2007 GSA Denver Annual Meeting (28–31 October 2007)

Paper No. 12
Presentation Time: 11:30 AM

QUANTITATIVE ANALYSIS OF BEDDING PLANE BIOTURBATION: NEW INSIGHTS FROM THE UPPER CAMBRIAN OF WISCONSIN


MARENCO, Katherine N., Department of Geology, Bryn Mawr College, 101 N. Merion Avenue, Bryn Mawr, PA 19010 and BOTTJER, David, Department of Earth Sciences, University of Southern California, Los Angeles, CA 90089, kmarenco@brynmawr.edu

Horizontal bioturbation, particularly common in shallow marine strata of Cambrian age, generates little visible disruption of primary bedding and thus can be difficult to recognize in vertical outcrop exposures. Bedding plane exposures are a superior medium for studying the nature and quantity of horizontal bioturbation in siliciclastic strata. In most deposits, however, exposed bedding planes are few in number and generally small, rarely exceeding one square meter in size. In central Wisconsin, quarries of Upper Cambrian (Dresbachian-Franconian) sandstones expose bedding planes that commonly extend for many tens of square meters.
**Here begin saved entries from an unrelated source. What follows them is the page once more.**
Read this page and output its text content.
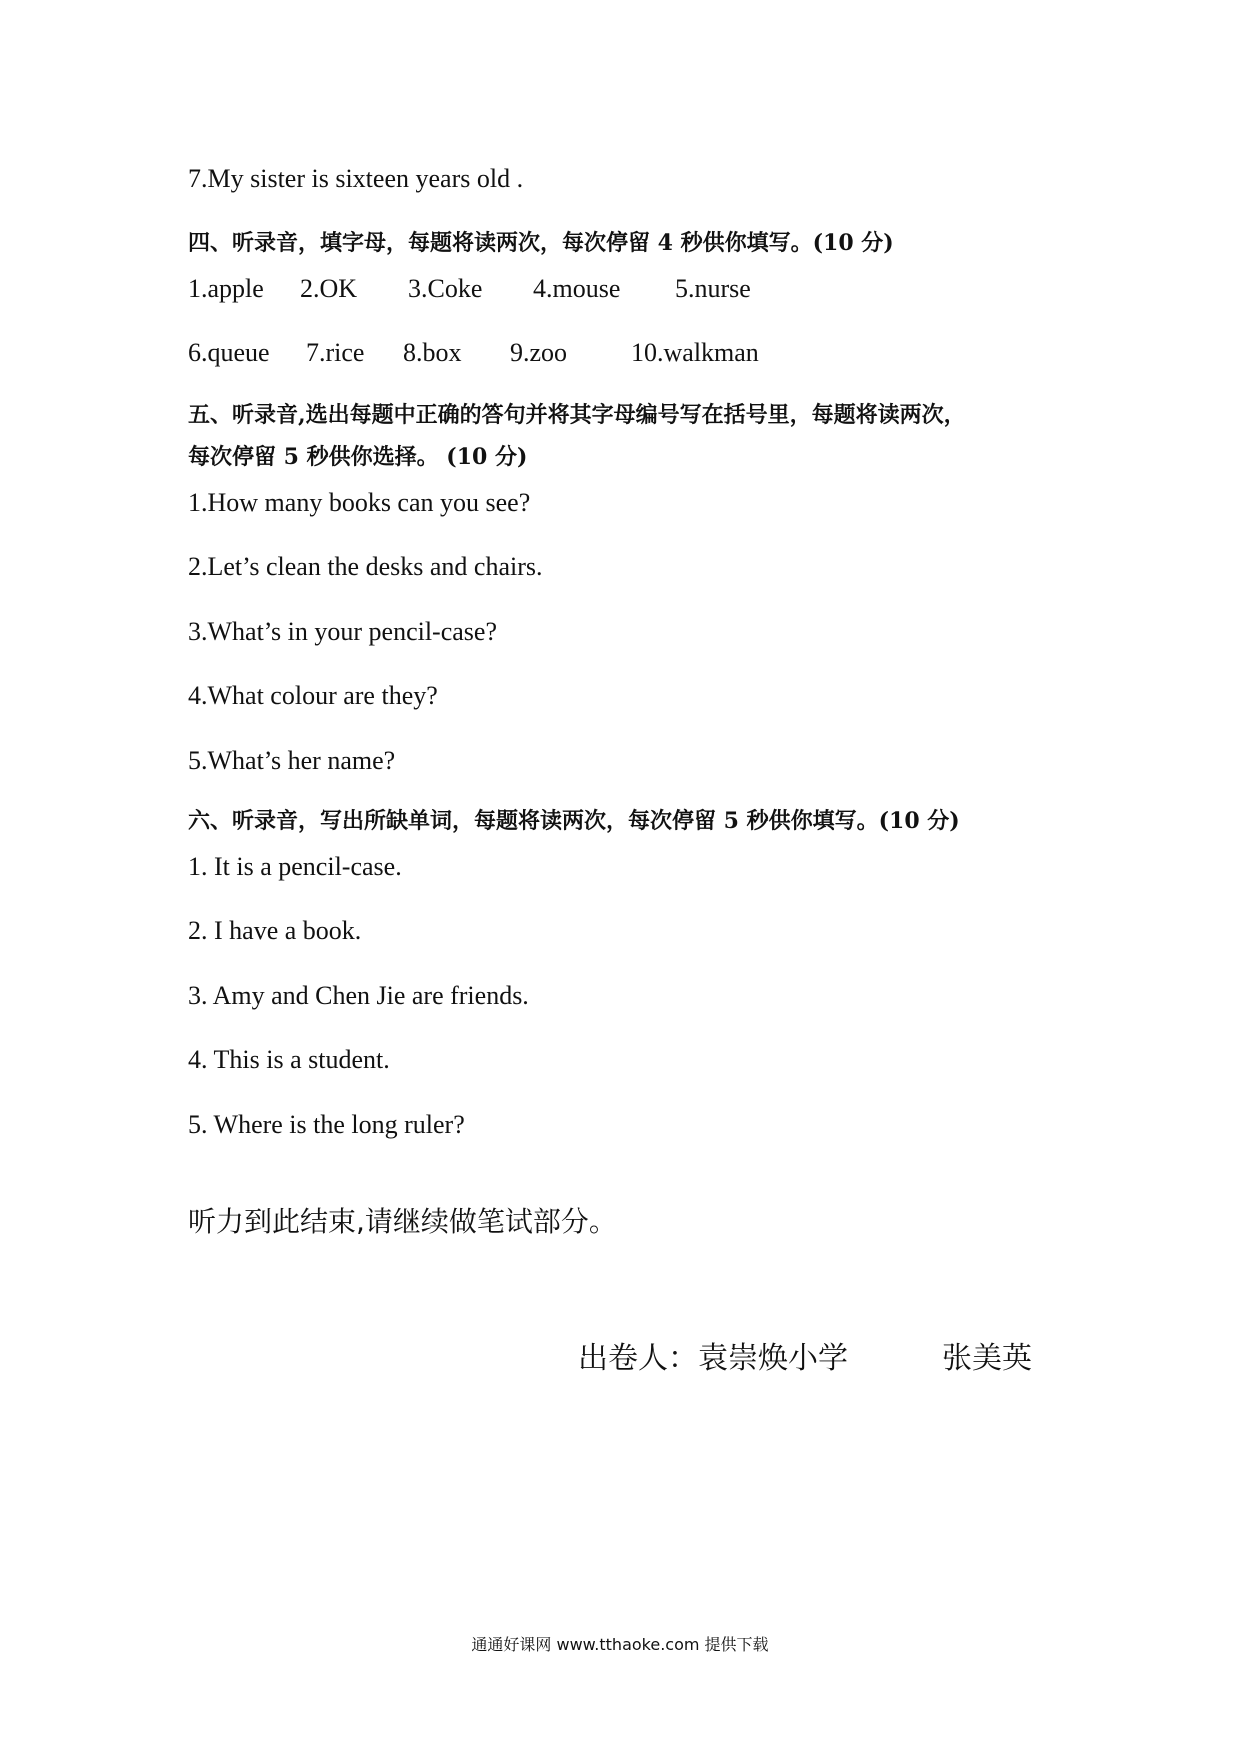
7.My sister is sixteen years old .
四、听录音，填字母，每题将读两次，每次停留 4 秒供你填写。(10 分)
1.apple 2.OK 3.Coke 4.mouse 5.nurse
6.queue 7.rice 8.box 9.zoo 10.walkman
五、听录音,选出每题中正确的答句并将其字母编号写在括号里，每题将读两次，
每次停留 5 秒供你选择。 (10 分)
1.How many books can you see?
2.Let’s clean the desks and chairs.
3.What’s in your pencil-case?
4.What colour are they?
5.What’s her name?
六、听录音，写出所缺单词，每题将读两次，每次停留 5 秒供你填写。(10 分)
1. It is a pencil-case.
2. I have a book.
3. Amy and Chen Jie are friends.
4. This is a student.
5. Where is the long ruler?
听力到此结束,请继续做笔试部分。
出卷人：袁崇焕小学	张美英
通通好课网 www.tthaoke.com 提供下载
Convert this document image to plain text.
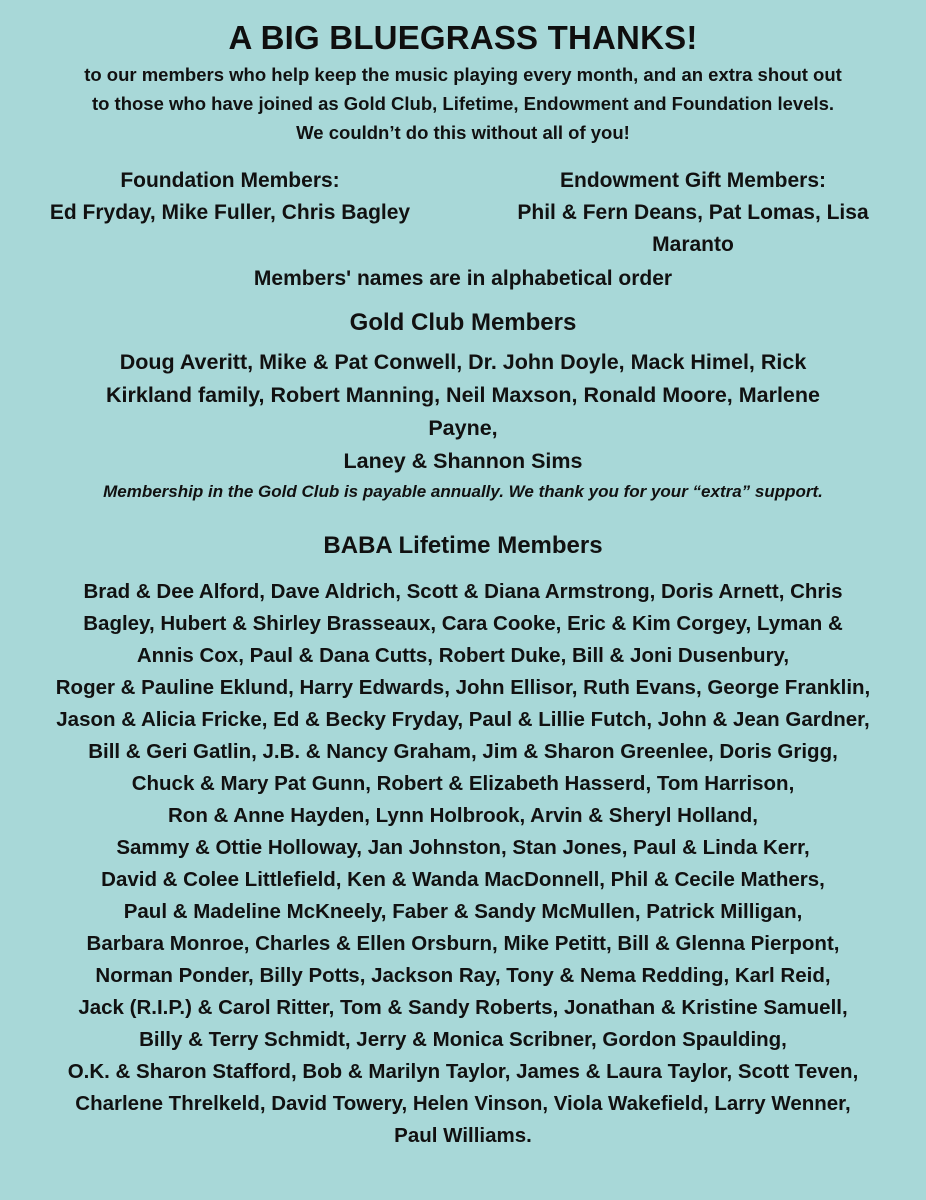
A BIG BLUEGRASS THANKS!
to our members who help keep the music playing every month, and an extra shout out
to those who have joined as Gold Club, Lifetime, Endowment and Foundation levels.
We couldn’t do this without all of you!
Foundation Members:
Ed Fryday, Mike Fuller, Chris Bagley
Endowment Gift Members:
Phil & Fern Deans, Pat Lomas, Lisa Maranto
Members' names are in alphabetical order
Gold Club Members
Doug Averitt, Mike & Pat Conwell, Dr. John Doyle, Mack Himel, Rick
Kirkland family, Robert Manning, Neil Maxson, Ronald Moore, Marlene
Payne,
Laney & Shannon Sims
Membership in the Gold Club is payable annually. We thank you for your “extra” support.
BABA Lifetime Members
Brad & Dee Alford, Dave Aldrich, Scott & Diana Armstrong, Doris Arnett, Chris
Bagley, Hubert & Shirley Brasseaux, Cara Cooke, Eric & Kim Corgey, Lyman &
Annis Cox, Paul & Dana Cutts, Robert Duke, Bill & Joni Dusenbury,
Roger & Pauline Eklund, Harry Edwards, John Ellisor, Ruth Evans, George Franklin,
Jason & Alicia Fricke, Ed & Becky Fryday, Paul & Lillie Futch, John & Jean Gardner,
Bill & Geri Gatlin, J.B. & Nancy Graham, Jim & Sharon Greenlee, Doris Grigg,
Chuck & Mary Pat Gunn, Robert & Elizabeth Hasserd, Tom Harrison,
Ron & Anne Hayden, Lynn Holbrook, Arvin & Sheryl Holland,
Sammy & Ottie Holloway, Jan Johnston, Stan Jones, Paul & Linda Kerr,
David & Colee Littlefield, Ken & Wanda MacDonnell, Phil & Cecile Mathers,
Paul & Madeline McKneely, Faber & Sandy McMullen, Patrick Milligan,
Barbara Monroe, Charles & Ellen Orsburn, Mike Petitt, Bill & Glenna Pierpont,
Norman Ponder, Billy Potts, Jackson Ray, Tony & Nema Redding, Karl Reid,
Jack (R.I.P.) & Carol Ritter, Tom & Sandy Roberts, Jonathan & Kristine Samuell,
Billy & Terry Schmidt, Jerry & Monica Scribner, Gordon Spaulding,
O.K. & Sharon Stafford, Bob & Marilyn Taylor, James & Laura Taylor, Scott Teven,
Charlene Threlkeld, David Towery, Helen Vinson, Viola Wakefield, Larry Wenner,
Paul Williams.
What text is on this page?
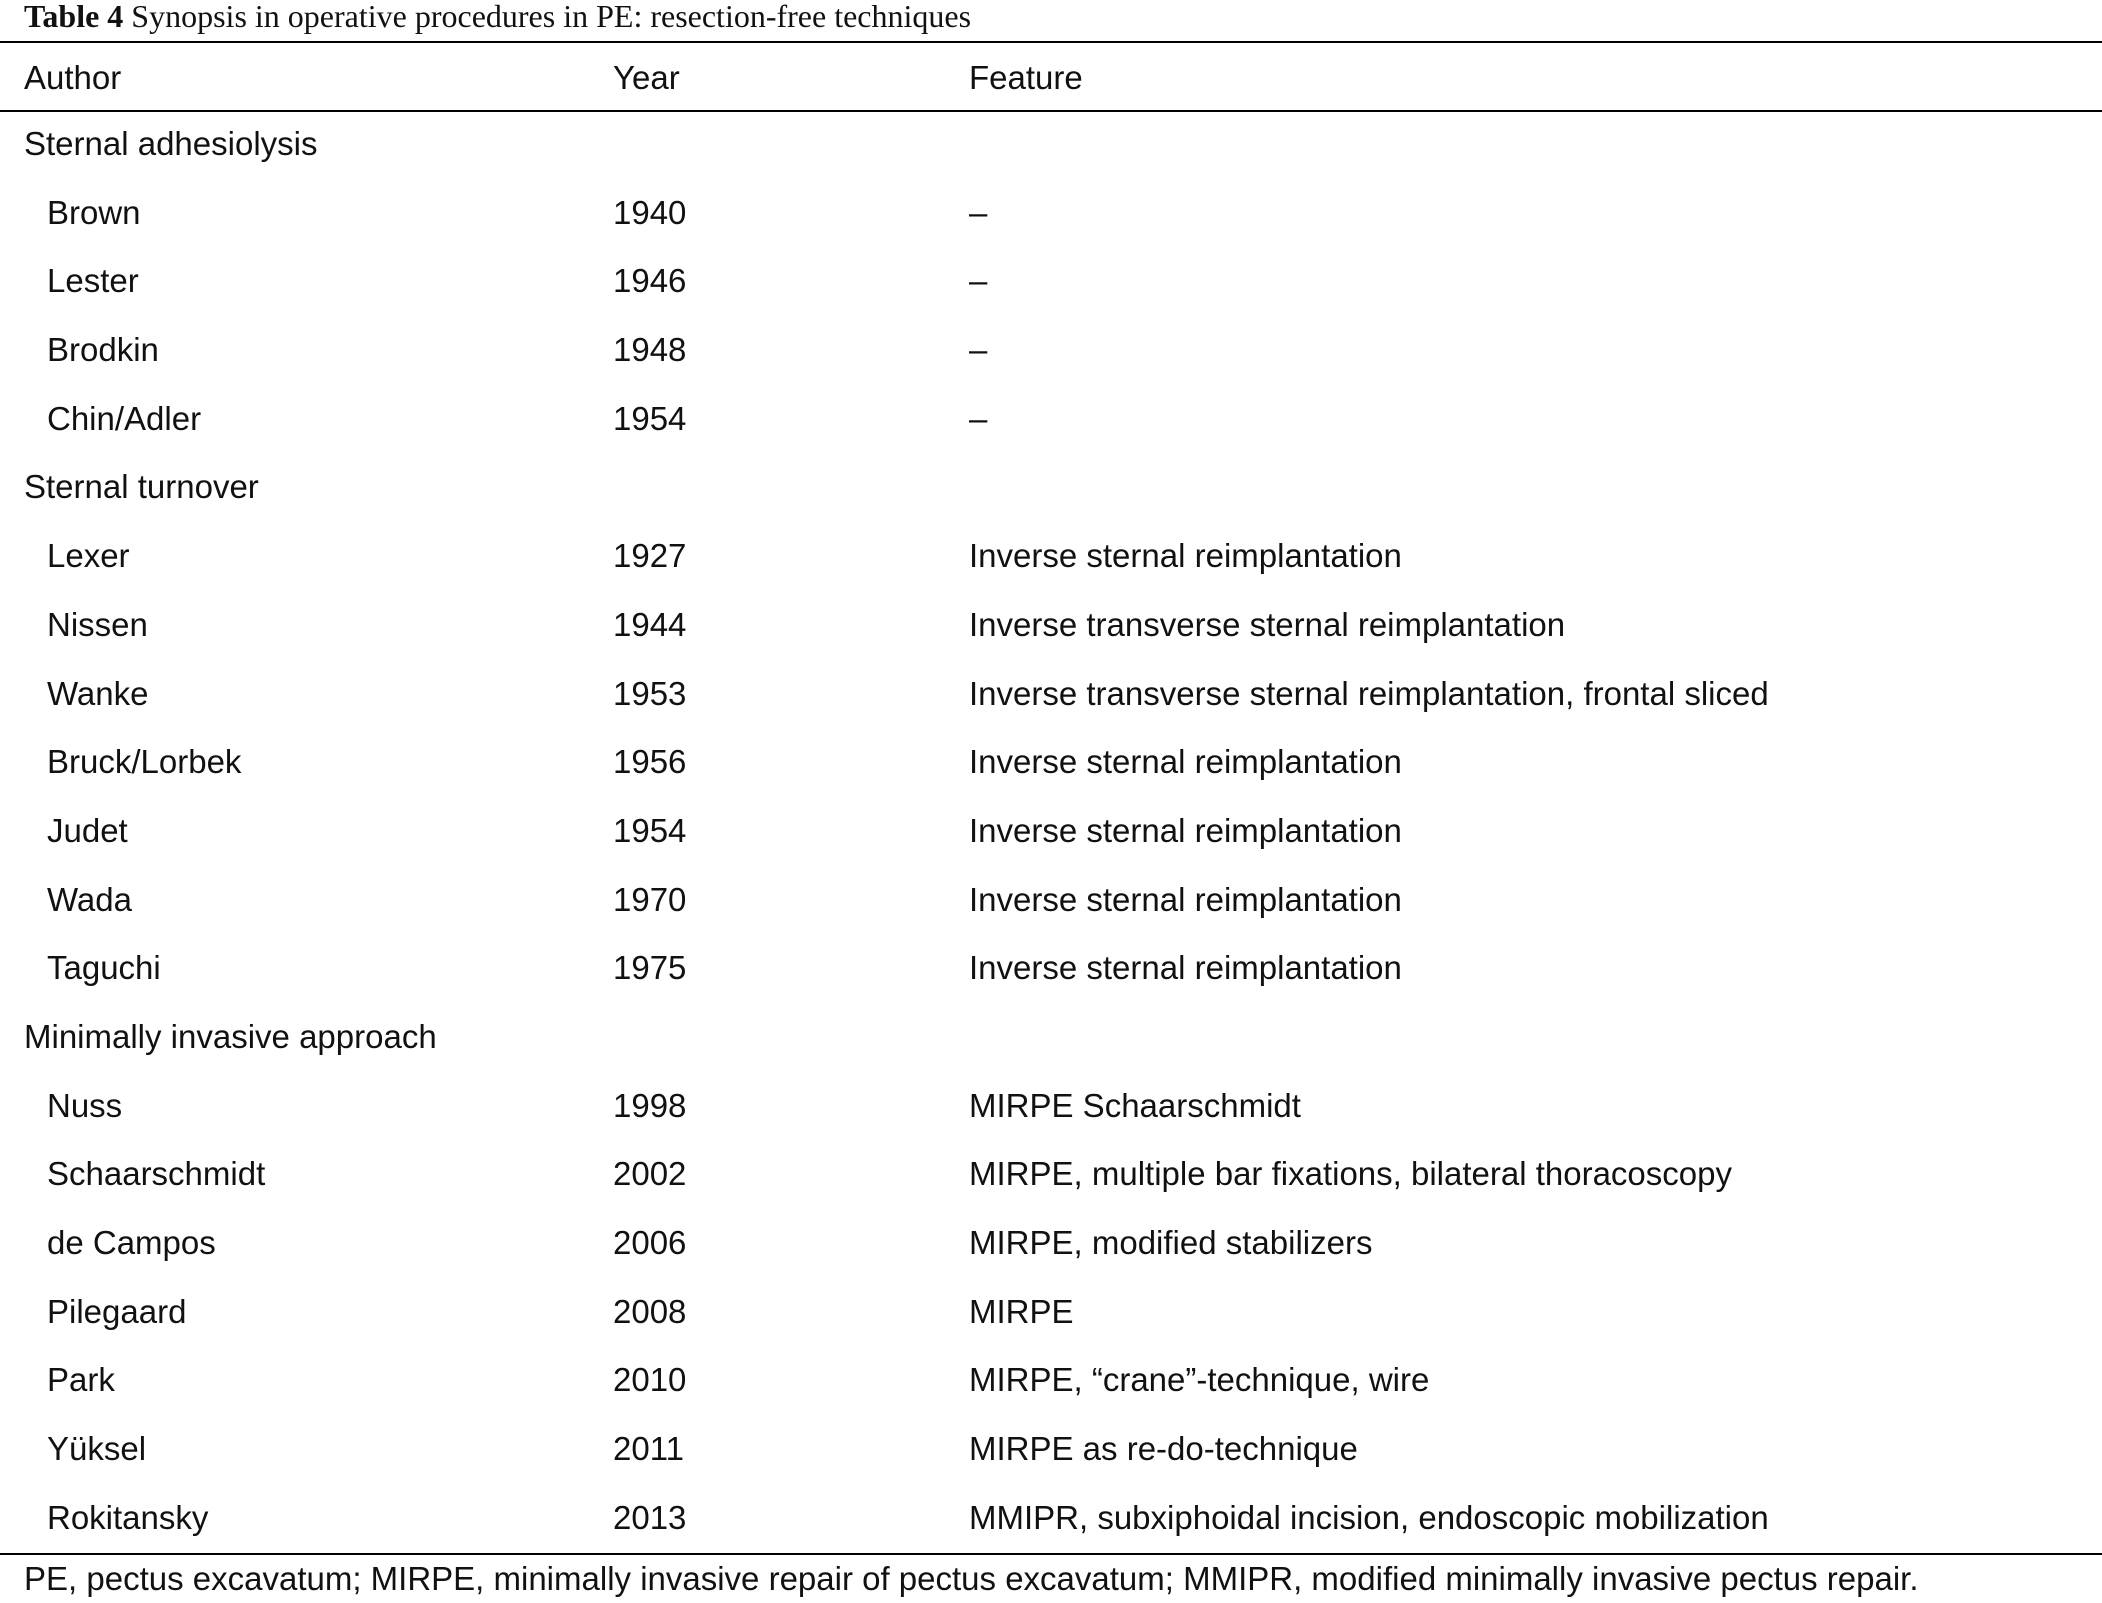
Table 4 Synopsis in operative procedures in PE: resection-free techniques
Author	Year	Feature
Sternal adhesiolysis
Brown	1940	–
Lester	1946	–
Brodkin	1948	–
Chin/Adler	1954	–
Sternal turnover
Lexer	1927	Inverse sternal reimplantation
Nissen	1944	Inverse transverse sternal reimplantation
Wanke	1953	Inverse transverse sternal reimplantation, frontal sliced
Bruck/Lorbek	1956	Inverse sternal reimplantation
Judet	1954	Inverse sternal reimplantation
Wada	1970	Inverse sternal reimplantation
Taguchi	1975	Inverse sternal reimplantation
Minimally invasive approach
Nuss	1998	MIRPE Schaarschmidt
Schaarschmidt	2002	MIRPE, multiple bar fixations, bilateral thoracoscopy
de Campos	2006	MIRPE, modified stabilizers
Pilegaard	2008	MIRPE
Park	2010	MIRPE, “crane”-technique, wire
Yüksel	2011	MIRPE as re-do-technique
Rokitansky	2013	MMIPR, subxiphoidal incision, endoscopic mobilization
PE, pectus excavatum; MIRPE, minimally invasive repair of pectus excavatum; MMIPR, modified minimally invasive pectus repair.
These well-preserved surfaces, reflecting deposition in an intertidal setting that experienced intermittent subaerial exposure, contain an ichnofauna that is predominantly horizontal and characterized by moderate diversity and moderate to high abundance (Hagadorn et al., 2002). Individual traces vary in diameter from a few millimeters (Gordia-type) to more than ten centimeters (Climactichnites). Extensive bedding plane exposures such as these provide a rare opportunity for detailed study of bioturbation intensity and patchiness at a variety of scales. As part of an ongoing project to develop new ways of assessing bedding plane bioturbation, several of these large bedding planes were analyzed in detail using grid-based methods. For example, a 48 m2 bedding plane surface containing Gordia-type traces was gridded using a 25 cm2-sized subunit. On this surface, no true patches (defined as one or more adjacent bioturbated subunits surrounded entirely by unbioturbated subunits) are present. Instead, the meandering Gordia-type traces form an apparent network across the bedding surface such that each bioturbated subunit is at least diagonally adjacent to one other bioturbated subunit. If this network is examined at a finer scale, however, patches smaller than 25 cm2 in size emerge. The results of this work illuminate the complex problem of scale for quantitative analysis of horizontal bioturbation, particularly in Cambrian shallow to marginal marine deposits.